Link: https://oj.leetcode.com/problems/reverse-linked-list-ii/
Reverse a linked list from position m to n. Do it in-place and in one-pass.
For example:
Given 1->2->3->4->5->NULL, m = 2 and n =
4,
return 1->4->3->2->5->NULL.
Note:
Given m, n satisfy the following condition:
1 ≤ m ≤ n ≤ length of list.
我的思路:remember 需要吧m, n+1這一段提出來反轉。但不知道添加刪除鏈接的先後順序。
寫不出code。

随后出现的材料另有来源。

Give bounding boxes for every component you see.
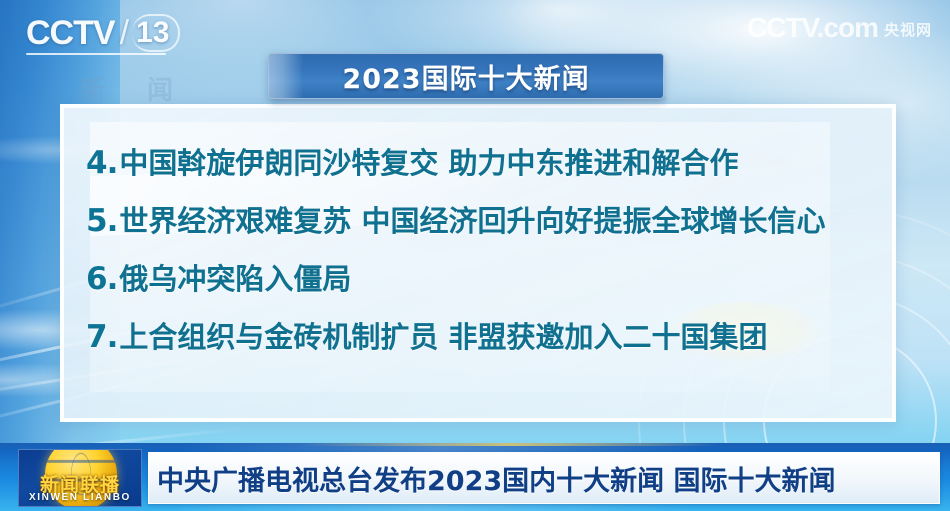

重做。
Ref: Dai's code
參考戴的代碼自己寫的:
public class Solution {
public ListNode reverseBetween(ListNode head, int m, int n) {
//create a dummy node //why need?
ListNode dummy = new ListNode(-1);
dummy.next = head;
//find out the m-1 th node (the one before m-th node)
ListNode prev = dummy;
for(int i = 1; i < m && prev != null; i++){
prev = prev.next;
}
if(prev == null) return null;//if there are <= m nodes, return null
//reverse the nodes between m and n
ListNode head2 = prev.next;//points to 2
ListNode cur = head2.next;//3
for(int i = m; i < n; i++){
head2.next = cur.next;//2->4
cur.next = head2;//3->2
prev.next = cur;//1->3
}
return head;
}
}正確答案:Time: O(n), Space: O(1)
public class Solution {
public ListNode reverseBetween(ListNode head, int m, int n) {
//create a dummy node //why need?
ListNode dummy = new ListNode(-1);
dummy.next = head;
//find out the m-1 th node (the one before m-th node)
ListNode prev = dummy;
for(int i = 1; i < m && prev != null; i++){
prev = prev.next;
}
if(prev == null) return null;//if there are <= m nodes, return null
//reverse the nodes between m and n
ListNode head2 = prev;//points to 1
prev = head2.next;//2
ListNode cur = prev.next;//3
for(int i = m; i < n; i++){
prev.next = cur.next;//2->4
cur.next = head2.next;//3->2 //note: here is head2.next, not prev
head2.next = cur;//1->3
cur = prev.next;//points to 4
}
return dummy.next;
}
}